The loss of Andrew Symonds from Australia's team has opened a door for Cameron White during the series against Bangladesh. One of the few batsmen in Australia who can on occasions match Symonds for sheer power, White's legspin will also become more important if Symonds does not return to the one-day team soon.
In the West Indies this year, Australia were often happy to rely on the part-time slow bowling of Symonds and Michael Clarke instead of including a specialist to replace the retired Brad Hogg. White bowled in only one of the games in the Caribbean but he made the most of his chance against Bangladesh on Saturday, when he took a career-best 3 for 5.
More than any other player, White's place in the team could be affected by the return of Symonds. But he said the squad still had no idea exactly what frame of mind Symonds was in after being sent home from the Darwin series for going fishing.
"I don't think the team really knows," White said. "Obviously no-one's really spoken to Andrew over the last couple of days so only Andrew will know what his mental state is and he'll take the time and work it out for himself I guess."
In the meantime, White is happy to take on as much bowling responsibility as he can. He nearly doubled his career ODI wicket tally on Saturday - he had four victims from his previous 18 games - but he sent down only ten balls as the Bangladesh lower order capitulated in the 180-run loss.
Although he has played mostly as a batting allrounder for Victoria in the past few seasons, White is keen to get plenty of overs at the top level to prove he can handle the role of frontline spinner. Not a huge turner of the ball, White relies heavily on a stock top-spinner and he said he was unsure how much his bowling had improved lately.
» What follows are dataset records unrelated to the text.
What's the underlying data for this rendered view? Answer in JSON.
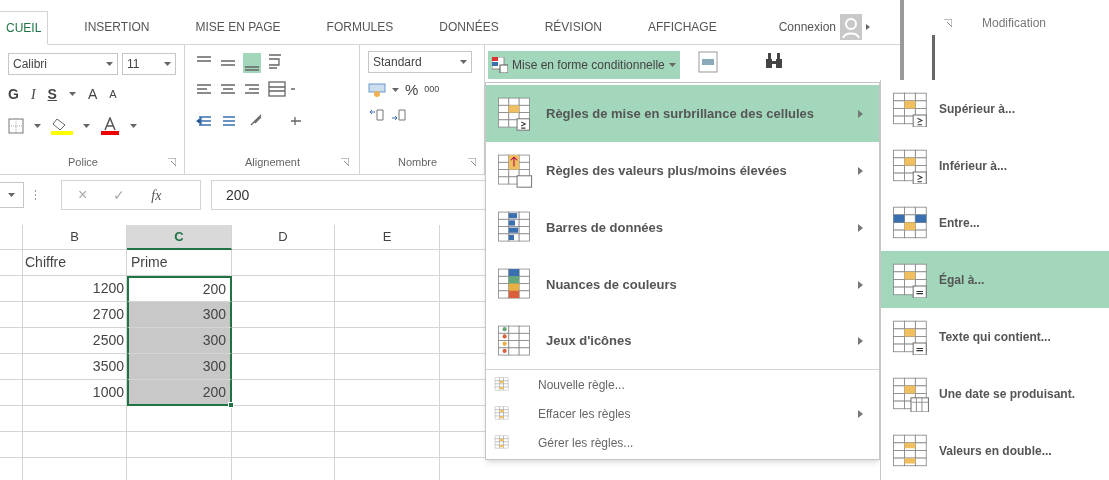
{
  "ribbon_tabs": [
    {
      "label": "CUEIL",
      "selected": true
    },
    {
      "label": "INSERTION",
      "selected": false
    },
    {
      "label": "MISE EN PAGE",
      "selected": false
    },
    {
      "label": "FORMULES",
      "selected": false
    },
    {
      "label": "DONNÉES",
      "selected": false
    },
    {
      "label": "RÉVISION",
      "selected": false
    },
    {
      "label": "AFFICHAGE",
      "selected": false
    }
  ],
  "account": {
    "label": "Connexion"
  },
  "ribbon": {
    "font": {
      "name": "Calibri",
      "size": "11",
      "bold": "G",
      "italic": "I",
      "underline": "S",
      "grow": "A",
      "shrink": "A",
      "group": "Police"
    },
    "alignment": {
      "group": "Alignement"
    },
    "number": {
      "format": "Standard",
      "percent": "%",
      "thousands": "000",
      "group": "Nombre"
    },
    "conditional_button": {
      "label": "Mise en forme conditionnelle",
      "expanded": true
    },
    "editing_group": "Modification"
  },
  "formula_bar": {
    "cancel": "×",
    "enter": "✓",
    "function": "fx",
    "value": "200"
  },
  "sheet": {
    "columns": [
      {
        "label": "B",
        "selected": false
      },
      {
        "label": "C",
        "selected": true
      },
      {
        "label": "D",
        "selected": false
      },
      {
        "label": "E",
        "selected": false
      }
    ],
    "rows": [
      {
        "b": "Chiffre",
        "c": "Prime",
        "selected": false
      },
      {
        "b": "1200",
        "c": "200",
        "selected": true
      },
      {
        "b": "2700",
        "c": "300",
        "selected": true
      },
      {
        "b": "2500",
        "c": "300",
        "selected": true
      },
      {
        "b": "3500",
        "c": "300",
        "selected": true
      },
      {
        "b": "1000",
        "c": "200",
        "selected": true
      }
    ]
  },
  "menu": {
    "items": [
      {
        "kind": "large",
        "label": "Règles de mise en surbrillance des cellules",
        "submenu": true,
        "selected": true
      },
      {
        "kind": "large",
        "label": "Règles des valeurs plus/moins élevées",
        "submenu": true,
        "selected": false
      },
      {
        "kind": "large",
        "label": "Barres de données",
        "submenu": true,
        "selected": false
      },
      {
        "kind": "large",
        "label": "Nuances de couleurs",
        "submenu": true,
        "selected": false
      },
      {
        "kind": "large",
        "label": "Jeux d'icônes",
        "submenu": true,
        "selected": false
      },
      {
        "kind": "small",
        "label": "Nouvelle règle...",
        "submenu": false,
        "selected": false
      },
      {
        "kind": "small",
        "label": "Effacer les règles",
        "submenu": true,
        "selected": false
      },
      {
        "kind": "small",
        "label": "Gérer les règles...",
        "submenu": false,
        "selected": false
      }
    ]
  },
  "submenu": {
    "items": [
      {
        "label": "Supérieur à...",
        "selected": false
      },
      {
        "label": "Inférieur à...",
        "selected": false
      },
      {
        "label": "Entre...",
        "selected": false
      },
      {
        "label": "Égal à...",
        "selected": true
      },
      {
        "label": "Texte qui contient...",
        "selected": false
      },
      {
        "label": "Une date se produisant.",
        "selected": false
      },
      {
        "label": "Valeurs en double...",
        "selected": false
      }
    ]
  }
}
"It's hard to get a gauge because I haven't bowled a hell of a lot," White said. "I'm happy with the way I'm bowling in the nets at the moment. I can probably bowl as much as I like in the nets but under the pressures of the game is where it counts the most and that's where I have to prove to myself and my team-mates and opposition that I can do it.
"It's just getting used to bowling at this level and dealing with the pressures that sort of comes with it. So the more bowling I get the better, I guess. It was nice to get a few wickets but it would have been nice to get a few overs under the belt as well."
He will have more opportunities to hone his legspin when he captains Australia A in India next month and he is keen to send down as close as possible to ten overs in each of the four one-dayers. The situation could be similar to Victoria, where he wants to bowl more but finds it difficult to juggle his responsibilities as captain with his desires as a bowler.
"A lot of bowling would be better for me but maybe not necessarily for the team," White said. "So obviously as the captain you have to do what's best for the team in the game situation and your gut feel."
For now, White is happy to take whatever chances he gets in the remaining two games against Bangladesh. If that means more than ten deliveries in each match, all the better.